Last week, I mentioned that I would post about the poet William Blake. And here I am, following up!
I have to confess, I can’t hear William Blake’s name mentioned without thinking of one of my favorite scenes from Bull Durham. Annie Savoy (Susan Sarandon) shows up at the home of Crash Davis (Kevin Costner), dressed like she might be ready to attend a cotillion in some hot-weather place, and he calls her out on it. To which she replies, “The road of excess leads to the palace of wisdom. William Blake.” And then they just start shouting the name William Blake at each other, and there’s so much more going on between them than just a discussion of a 19th century English poet and artist.
My love of this scene didn’t seem to fit with the sober tone of my last post.
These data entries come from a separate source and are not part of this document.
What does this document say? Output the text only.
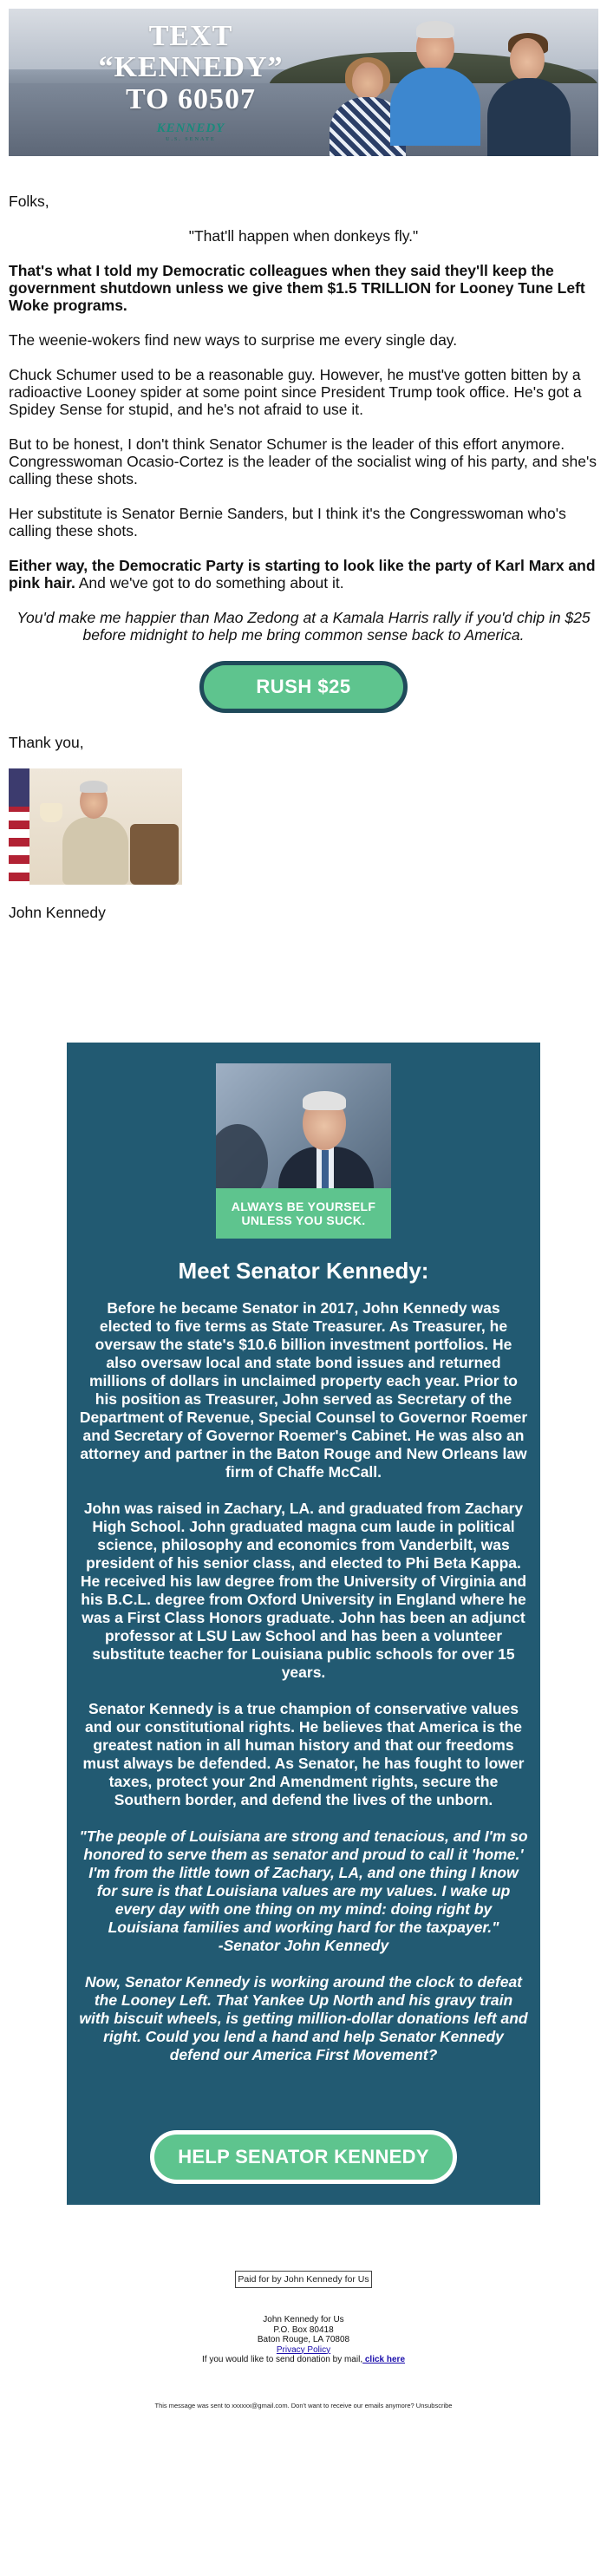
TEXT
“KENNEDY”
TO 60507
KENNEDY
U.S. SENATE

Folks,

"That'll happen when donkeys fly."

That's what I told my Democratic colleagues when they said they'll keep the government shutdown unless we give them $1.5 TRILLION for Looney Tune Left Woke programs.

The weenie-wokers find new ways to surprise me every single day.

Chuck Schumer used to be a reasonable guy. However, he must've gotten bitten by a radioactive Looney spider at some point since President Trump took office. He's got a Spidey Sense for stupid, and he's not afraid to use it.

But to be honest, I don't think Senator Schumer is the leader of this effort anymore. Congresswoman Ocasio-Cortez is the leader of the socialist wing of his party, and she's calling these shots.

Her substitute is Senator Bernie Sanders, but I think it's the Congresswoman who's calling these shots.

Either way, the Democratic Party is starting to look like the party of Karl Marx and pink hair. And we've got to do something about it.

You'd make me happier than Mao Zedong at a Kamala Harris rally if you'd chip in $25 before midnight to help me bring common sense back to America.

RUSH $25

Thank you,

John Kennedy

ALWAYS BE YOURSELF
UNLESS YOU SUCK.
Meet Senator Kennedy:

Before he became Senator in 2017, John Kennedy was elected to five terms as State Treasurer. As Treasurer, he oversaw the state's $10.6 billion investment portfolios. He also oversaw local and state bond issues and returned millions of dollars in unclaimed property each year. Prior to his position as Treasurer, John served as Secretary of the Department of Revenue, Special Counsel to Governor Roemer and Secretary of Governor Roemer's Cabinet. He was also an attorney and partner in the Baton Rouge and New Orleans law firm of Chaffe McCall.

John was raised in Zachary, LA. and graduated from Zachary High School. John graduated magna cum laude in political science, philosophy and economics from Vanderbilt, was president of his senior class, and elected to Phi Beta Kappa. He received his law degree from the University of Virginia and his B.C.L. degree from Oxford University in England where he was a First Class Honors graduate. John has been an adjunct professor at LSU Law School and has been a volunteer substitute teacher for Louisiana public schools for over 15 years.

Senator Kennedy is a true champion of conservative values and our constitutional rights. He believes that America is the greatest nation in all human history and that our freedoms must always be defended. As Senator, he has fought to lower taxes, protect your 2nd Amendment rights, secure the Southern border, and defend the lives of the unborn.

"The people of Louisiana are strong and tenacious, and I'm so honored to serve them as senator and proud to call it 'home.' I'm from the little town of Zachary, LA, and one thing I know for sure is that Louisiana values are my values. I wake up every day with one thing on my mind: doing right by Louisiana families and working hard for the taxpayer."
-Senator John Kennedy

Now, Senator Kennedy is working around the clock to defeat the Looney Left. That Yankee Up North and his gravy train with biscuit wheels, is getting million-dollar donations left and right. Could you lend a hand and help Senator Kennedy defend our America First Movement?

HELP SENATOR KENNEDY
Paid for by John Kennedy for Us
John Kennedy for Us
P.O. Box 80418
Baton Rouge, LA 70808
Privacy Policy
If you would like to send donation by mail, click here
This message was sent to xxxxxx@gmail.com. Don't want to receive our emails anymore? Unsubscribe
But anyway, here are some things I learned after looking into the “fearful symmetry” from Blake’s poem “The Tyger:”
- According to Wikipedia, William Blake spent his last days at Fountain Court in London.
- Unless I read something wrong, Fountain Court is part of the Temple area of London. I have a vivid depiction of the Temple in my head from reading Dickens’s Great Expectations last year.
- The poet Arthur Symons, who wrote the poem “In Fountain Court,” shared a flat in Fountain Court with W.B. Yeats.(!)
There’s a reason the mention of Blake living at Fountain Court had me dig a little deeper. It’s because I immediately recognized the title of Arthur Symons’s poem, since it’s one of my favorites. And I always think of it when June rolls around, because it just so happens to feature the month of June. (I wrote about all this 3 years ago: June in New Orleans.)
I guess all of this has given me a better idea of the setting of “In Fountain Court.” And maybe evened deepened my impression of the anticipation and hope that wend their way through the lines of the poem. In the last line — “Soon, love, come soon” — I choose to believe that real change, a true transformation, just might be possible.